While the FAA expressly allows a court to confirm, vacate, or modify arbitration awards, the act neither has its own process to confirm, vacate or modify the award, nor incorporates the FAA’s enforcement procedures. Further, the district court explained that the statute failed to include an implied enforcement mechanism. Implied means of enforcing awards can be established, for example, if the statute included a fee-shifting provision that awards attorney fees to the prevailing party.
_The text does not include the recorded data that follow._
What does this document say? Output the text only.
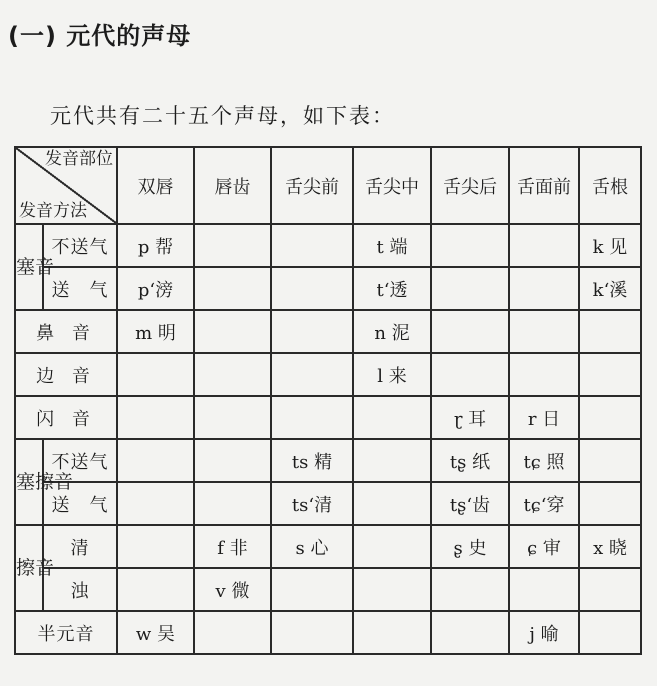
(一) 元代的声母
元代共有二十五个声母，如下表：
发音部位
发音方法		双唇	唇齿	舌尖前	舌尖中	舌尖后	舌面前	舌根
塞音	不送气	p 帮			t 端			k 见
	送　气	p‘滂			t‘透			k‘溪
鼻 音		m 明			n 泥			
边 音					l 来			
闪 音						ɽ 耳	r 日	
塞擦音	不送气			ts 精		tʂ 纸	tɕ 照	
	送　气			ts‘清		tʂ‘齿	tɕ‘穿	
擦音	清		f 非	s 心		ʂ 史	ɕ 审	x 晓
	浊		v 微					
半元音		w 吴					j 喻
Relying upon the Supreme Court decision in Cannon v. University of Chicago, the district court explained that Congress can include indicia in a statute of a private right of action. But since Congress did not provide any language conferring an implied enforcement provision in the act, the district court held that it was powerless to entertain enforcement claims. Accordingly, the District of Northern Texas concluded that Congress did not intend to create an enforcement remedy under the act and limited judicial review to vacating awards.

By contrast, in GPS of New Jersey v. Horizon Blue Cross & Blue Shield, the U.S. District Court for the District of New Jersey found that a final and binding arbitration award may be confirmed if it is not vacated, regardless of what the act fails to incorporate. The court concluded that the existence of a binding and final award “implicitly permits Federal court intervention to compel compliance.”

Section Leaders Are Baffled by Court Split

Litigation Section leaders were baffled by the Texas decision. It is “hard to believe Congress would have a binding arbitration process without a mechanism to enforce an arbitration award,” expressed Seth H. Row, Portland, OR, Co-Chair of the Section’s Insurance Coverage Litigation Committee. The purpose of arbitration under the act is to “streamline a chaotic process [to determine] who gets paid and how much,” explains John B. Mumford, Richmond, VA, Co-Chair of the Section’s Healthcare Disputes & Litigation Committee.

Mumford expressed concern about the inability of providers to enforce arbitration agreements. Even though he was encouraged that the New Jersey court “was willing to entertain the application of the entire FAA,” he cautions that nothing in the decision shows that the court would have applied the entire FAA to enforce an arbitration award.